A ação tem por base as conclusões técnicas do próprio Ibama. Antes de chegar a solução para emissão da licença, técnicos do órgão rejeitaram o recurso da Petrobras — um segundo parecer sustentou a emissão da licença pelo presidente do Ibama, Rodrigo Agostinho, mediante a definição das condicionantes.

Os estudos apresentados pela Petrobras, atualizados a partir de um modelo anterior feito pela BP, indicaram que há zero risco de de um vazamento chegar a costa brasileira — o óleo seria levado pelas marés em direção ao Caribe.

Os ambientalistas, contudo, questionam a premissa do modelo: “ressalte-se que, em uma iniciativa paralela, o Projeto Costa Norte (PCN), realizou um estudo de modelagem hidrodinâmica e de dispersão de óleo da Margem Equatorial com uma metodologia distinta das até então empregadas, obtendo resultados que apontaram o grande risco de contaminação de óleo na costa”.

A necessidade de um novo estudo consta na recomendação do Ministério Público Federal (MPF) do Pará, contrária à emissão da licença. O órgão também acionou a Justiça Federal.

“O licenciamento atropelou povos indígenas e comunidades tradicionais”, segundo as organizações, que argumentam à Justiça que houve falhas nos chamados componente indígena e componente quilombola do licenciamento.

A convenção 169 da Organização Internacional do Trabalho (OIT), da qual o Brasil é signatário, prevê consulta livre, prévia e informada aos povos indígenas, quilombolas e comunidades tradicionais possivelmente afetadas por projetos, etapa que precisa ser feita em paralelo ao licenciamento.

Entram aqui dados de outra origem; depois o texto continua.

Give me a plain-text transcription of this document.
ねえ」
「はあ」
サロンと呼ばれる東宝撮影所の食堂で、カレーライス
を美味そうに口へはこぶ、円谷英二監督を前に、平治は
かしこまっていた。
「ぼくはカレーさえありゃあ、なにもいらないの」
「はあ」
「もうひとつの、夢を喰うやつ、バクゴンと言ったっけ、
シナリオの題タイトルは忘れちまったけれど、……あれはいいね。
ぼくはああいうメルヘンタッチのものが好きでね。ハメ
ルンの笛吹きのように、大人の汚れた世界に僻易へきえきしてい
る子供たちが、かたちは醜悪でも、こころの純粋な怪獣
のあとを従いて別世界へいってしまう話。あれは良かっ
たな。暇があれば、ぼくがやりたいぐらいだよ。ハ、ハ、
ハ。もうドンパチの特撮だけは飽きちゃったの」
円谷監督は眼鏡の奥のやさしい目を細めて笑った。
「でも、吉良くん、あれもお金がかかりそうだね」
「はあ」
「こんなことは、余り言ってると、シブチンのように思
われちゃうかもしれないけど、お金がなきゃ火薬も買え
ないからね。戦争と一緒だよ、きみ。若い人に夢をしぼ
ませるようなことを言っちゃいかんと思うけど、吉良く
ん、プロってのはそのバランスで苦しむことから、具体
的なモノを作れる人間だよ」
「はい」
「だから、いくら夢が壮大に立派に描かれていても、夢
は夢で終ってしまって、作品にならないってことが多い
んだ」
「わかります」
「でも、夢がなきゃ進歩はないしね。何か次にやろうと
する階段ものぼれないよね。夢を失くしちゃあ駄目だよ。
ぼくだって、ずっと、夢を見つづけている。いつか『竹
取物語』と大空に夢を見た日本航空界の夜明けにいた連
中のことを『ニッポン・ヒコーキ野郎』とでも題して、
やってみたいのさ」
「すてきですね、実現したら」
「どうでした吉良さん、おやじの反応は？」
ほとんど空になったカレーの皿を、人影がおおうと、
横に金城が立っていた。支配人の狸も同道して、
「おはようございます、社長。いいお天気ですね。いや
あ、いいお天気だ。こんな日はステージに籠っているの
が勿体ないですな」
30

O grupo também lança mão de dados de agências internacionais que pedem o fim da expansão de projetos de combustíveis fósseis, caso o mundo queira limitar o aquecimento do planeta a 1,5ºC.

“O Brasil, às vésperas de sediar uma conferência do clima da ONU na Amazônia, tripudia sobre o Acordo de Paris e sobre a COP30 ao abrir essa mesma Amazônia para uma expansão maciça da produção de petróleo, o principal causador da crise do clima”, criticam, lembrando que há outros oito blocos em licenciamento e 19 arrematados no leilão da ANP em junho.